The best training implements every learning style. You can also look at restaurants for examples of technical training, as even experienced servers need to learn new menus. This can be accomplished with a mix of all three learning styles:

  • Explain menu items to new servers. Also, let them see and taste items.
  • Allow new servers to take orders with support from a trainer. This helps them identify and answer typical menu-based questions.
  • Offer take-home study guides. Provide copies of the menu and ingredient lists for take-home study.

Tests can also be used to aid learning. According to Indeed, though, some testing can actually hinder the ability to learn. Testing is a useful tool but shouldn’t be overly relied upon. Focus on slow, flexible training that can be adjusted to suit each trainee.

Soft skills best strategies

Beyond technical systems, new employees also need to learn about your company so they can feel like a part of the team. You can retain more employees by communicating a strong company culture. Developing your company culture will lead to happier, more loyal employees.
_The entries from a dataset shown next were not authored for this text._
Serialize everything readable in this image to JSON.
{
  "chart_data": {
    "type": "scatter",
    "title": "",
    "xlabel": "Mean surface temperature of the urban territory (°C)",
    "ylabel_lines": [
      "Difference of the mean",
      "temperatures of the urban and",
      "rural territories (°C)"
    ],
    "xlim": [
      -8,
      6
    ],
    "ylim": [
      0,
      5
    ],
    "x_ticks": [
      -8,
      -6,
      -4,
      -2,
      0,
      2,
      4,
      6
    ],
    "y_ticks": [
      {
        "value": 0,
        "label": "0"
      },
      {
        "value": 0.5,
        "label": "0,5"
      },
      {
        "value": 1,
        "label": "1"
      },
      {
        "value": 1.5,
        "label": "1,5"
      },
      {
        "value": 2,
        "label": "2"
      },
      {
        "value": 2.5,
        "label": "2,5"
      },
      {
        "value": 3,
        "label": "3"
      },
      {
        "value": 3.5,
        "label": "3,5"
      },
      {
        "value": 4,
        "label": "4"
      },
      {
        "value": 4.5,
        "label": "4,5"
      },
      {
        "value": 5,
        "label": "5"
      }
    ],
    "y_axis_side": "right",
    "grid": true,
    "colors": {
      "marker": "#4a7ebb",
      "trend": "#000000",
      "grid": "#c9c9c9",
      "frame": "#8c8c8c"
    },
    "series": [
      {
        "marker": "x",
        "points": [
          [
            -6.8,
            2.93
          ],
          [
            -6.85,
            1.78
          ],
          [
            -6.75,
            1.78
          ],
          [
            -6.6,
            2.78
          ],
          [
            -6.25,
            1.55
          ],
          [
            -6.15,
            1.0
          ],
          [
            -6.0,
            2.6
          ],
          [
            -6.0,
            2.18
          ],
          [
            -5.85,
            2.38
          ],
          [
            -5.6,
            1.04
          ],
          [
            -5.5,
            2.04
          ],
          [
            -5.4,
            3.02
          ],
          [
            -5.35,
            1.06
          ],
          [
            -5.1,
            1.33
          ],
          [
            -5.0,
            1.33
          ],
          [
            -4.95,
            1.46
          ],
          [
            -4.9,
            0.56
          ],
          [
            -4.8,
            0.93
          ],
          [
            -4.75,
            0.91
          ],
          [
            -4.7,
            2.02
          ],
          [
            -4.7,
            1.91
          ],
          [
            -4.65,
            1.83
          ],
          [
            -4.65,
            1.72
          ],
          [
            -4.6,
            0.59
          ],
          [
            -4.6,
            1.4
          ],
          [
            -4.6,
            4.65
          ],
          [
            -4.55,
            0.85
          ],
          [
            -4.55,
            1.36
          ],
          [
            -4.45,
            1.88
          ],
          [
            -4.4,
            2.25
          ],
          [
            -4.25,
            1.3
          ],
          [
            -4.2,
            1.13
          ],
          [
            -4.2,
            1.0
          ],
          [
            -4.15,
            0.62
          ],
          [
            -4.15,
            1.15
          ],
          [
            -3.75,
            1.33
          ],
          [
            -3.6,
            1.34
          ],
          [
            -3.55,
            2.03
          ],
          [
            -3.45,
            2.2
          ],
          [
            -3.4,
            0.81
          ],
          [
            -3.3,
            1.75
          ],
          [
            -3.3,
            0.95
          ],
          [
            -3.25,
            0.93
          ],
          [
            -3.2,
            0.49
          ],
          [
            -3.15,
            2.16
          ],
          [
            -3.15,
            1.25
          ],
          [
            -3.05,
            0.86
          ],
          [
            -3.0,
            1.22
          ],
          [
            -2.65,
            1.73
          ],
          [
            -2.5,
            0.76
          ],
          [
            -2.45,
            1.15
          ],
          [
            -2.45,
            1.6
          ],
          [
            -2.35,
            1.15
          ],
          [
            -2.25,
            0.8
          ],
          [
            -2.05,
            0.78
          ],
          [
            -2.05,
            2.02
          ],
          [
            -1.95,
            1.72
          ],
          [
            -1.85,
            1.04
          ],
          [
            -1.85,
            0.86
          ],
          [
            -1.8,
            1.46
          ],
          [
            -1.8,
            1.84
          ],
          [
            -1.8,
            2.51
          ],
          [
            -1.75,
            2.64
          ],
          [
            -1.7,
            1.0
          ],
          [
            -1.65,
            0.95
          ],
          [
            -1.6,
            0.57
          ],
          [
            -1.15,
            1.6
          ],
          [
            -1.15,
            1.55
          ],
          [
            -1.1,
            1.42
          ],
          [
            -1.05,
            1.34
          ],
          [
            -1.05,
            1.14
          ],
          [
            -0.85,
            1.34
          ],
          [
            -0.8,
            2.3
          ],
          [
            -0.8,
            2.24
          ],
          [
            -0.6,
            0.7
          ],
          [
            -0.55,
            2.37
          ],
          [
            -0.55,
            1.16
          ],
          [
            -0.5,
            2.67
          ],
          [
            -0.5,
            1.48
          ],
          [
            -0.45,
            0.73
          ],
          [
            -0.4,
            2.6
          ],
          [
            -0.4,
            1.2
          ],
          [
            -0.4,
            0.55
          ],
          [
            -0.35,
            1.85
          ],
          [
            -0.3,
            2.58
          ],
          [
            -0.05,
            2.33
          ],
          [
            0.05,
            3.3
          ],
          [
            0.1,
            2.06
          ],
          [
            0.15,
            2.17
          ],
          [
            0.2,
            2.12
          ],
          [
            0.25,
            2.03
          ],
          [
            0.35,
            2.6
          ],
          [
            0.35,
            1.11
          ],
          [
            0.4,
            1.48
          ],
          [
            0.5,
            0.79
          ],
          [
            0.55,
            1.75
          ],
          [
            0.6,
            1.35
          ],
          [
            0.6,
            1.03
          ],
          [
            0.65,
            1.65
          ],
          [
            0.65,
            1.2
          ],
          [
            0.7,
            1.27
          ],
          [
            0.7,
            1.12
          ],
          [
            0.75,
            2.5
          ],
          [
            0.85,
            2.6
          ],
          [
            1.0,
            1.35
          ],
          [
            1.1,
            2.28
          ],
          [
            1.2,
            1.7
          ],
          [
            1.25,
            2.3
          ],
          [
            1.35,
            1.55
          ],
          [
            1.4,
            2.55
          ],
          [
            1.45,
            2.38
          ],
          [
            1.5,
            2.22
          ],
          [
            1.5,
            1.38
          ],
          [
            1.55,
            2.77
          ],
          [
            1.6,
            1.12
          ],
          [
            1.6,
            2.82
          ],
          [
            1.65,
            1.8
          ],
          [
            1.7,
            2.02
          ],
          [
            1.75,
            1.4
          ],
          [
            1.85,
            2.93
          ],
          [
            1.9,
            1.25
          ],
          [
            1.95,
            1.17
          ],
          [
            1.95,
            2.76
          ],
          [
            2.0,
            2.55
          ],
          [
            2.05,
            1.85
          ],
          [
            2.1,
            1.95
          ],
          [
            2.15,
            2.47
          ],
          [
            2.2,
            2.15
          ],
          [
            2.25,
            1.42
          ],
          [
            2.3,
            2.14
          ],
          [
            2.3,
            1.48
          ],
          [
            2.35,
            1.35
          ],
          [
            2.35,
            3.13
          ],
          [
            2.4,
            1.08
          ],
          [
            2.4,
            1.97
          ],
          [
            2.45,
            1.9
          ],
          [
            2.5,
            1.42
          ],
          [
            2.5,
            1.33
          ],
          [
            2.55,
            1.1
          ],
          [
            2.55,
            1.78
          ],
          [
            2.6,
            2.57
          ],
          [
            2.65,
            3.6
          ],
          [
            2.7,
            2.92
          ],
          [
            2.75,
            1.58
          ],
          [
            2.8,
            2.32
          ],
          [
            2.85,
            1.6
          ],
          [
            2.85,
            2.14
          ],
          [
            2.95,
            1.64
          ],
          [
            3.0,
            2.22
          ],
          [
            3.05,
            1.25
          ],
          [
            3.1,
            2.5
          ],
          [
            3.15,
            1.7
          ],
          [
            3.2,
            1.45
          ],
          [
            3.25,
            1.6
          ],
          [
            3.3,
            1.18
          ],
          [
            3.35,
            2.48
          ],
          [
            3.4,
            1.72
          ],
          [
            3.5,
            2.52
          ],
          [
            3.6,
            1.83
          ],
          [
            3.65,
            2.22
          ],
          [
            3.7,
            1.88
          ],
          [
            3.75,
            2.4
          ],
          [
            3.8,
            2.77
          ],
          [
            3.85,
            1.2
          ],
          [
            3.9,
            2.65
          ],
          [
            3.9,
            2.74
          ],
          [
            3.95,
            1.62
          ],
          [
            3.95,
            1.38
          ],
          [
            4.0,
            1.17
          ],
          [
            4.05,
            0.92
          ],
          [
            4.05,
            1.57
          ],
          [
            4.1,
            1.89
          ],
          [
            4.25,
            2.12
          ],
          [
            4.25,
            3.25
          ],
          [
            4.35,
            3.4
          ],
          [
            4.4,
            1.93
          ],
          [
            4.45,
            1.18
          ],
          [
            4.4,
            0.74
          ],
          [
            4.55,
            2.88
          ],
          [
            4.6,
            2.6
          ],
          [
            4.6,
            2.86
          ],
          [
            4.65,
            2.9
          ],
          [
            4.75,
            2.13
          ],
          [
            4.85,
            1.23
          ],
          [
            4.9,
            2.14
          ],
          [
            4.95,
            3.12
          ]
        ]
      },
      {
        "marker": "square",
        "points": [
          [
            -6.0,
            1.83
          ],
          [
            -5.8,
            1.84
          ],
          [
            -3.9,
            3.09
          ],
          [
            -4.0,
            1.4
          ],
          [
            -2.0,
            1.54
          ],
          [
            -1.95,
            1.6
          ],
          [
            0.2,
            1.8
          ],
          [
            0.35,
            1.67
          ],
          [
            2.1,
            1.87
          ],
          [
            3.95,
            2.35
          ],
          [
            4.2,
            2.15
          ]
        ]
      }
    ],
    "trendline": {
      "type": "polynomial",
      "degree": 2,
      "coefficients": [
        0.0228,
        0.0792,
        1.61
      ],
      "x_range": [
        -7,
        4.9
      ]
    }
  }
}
We can again look at restaurants. Rather than simply training a server in their job, carve out time for them to shadow different employees:

  • Kitchen staff
  • Food runners
  • Bussers
  • Bartenders
  • Hosts
  • Managers

By understanding how the entire restaurant runs, they will understand the company better. Also, by giving new hires time with different trainers, you provide them with a chance to start forming co-worker relationships that will help them as they grow.

Collaborative design

Understanding your goals is the first step to designing an effective training program. Don’t be afraid to talk to your current staff and see what worked and didn’t during their training. This collaboration can help your training be as effective as possible today and into the future.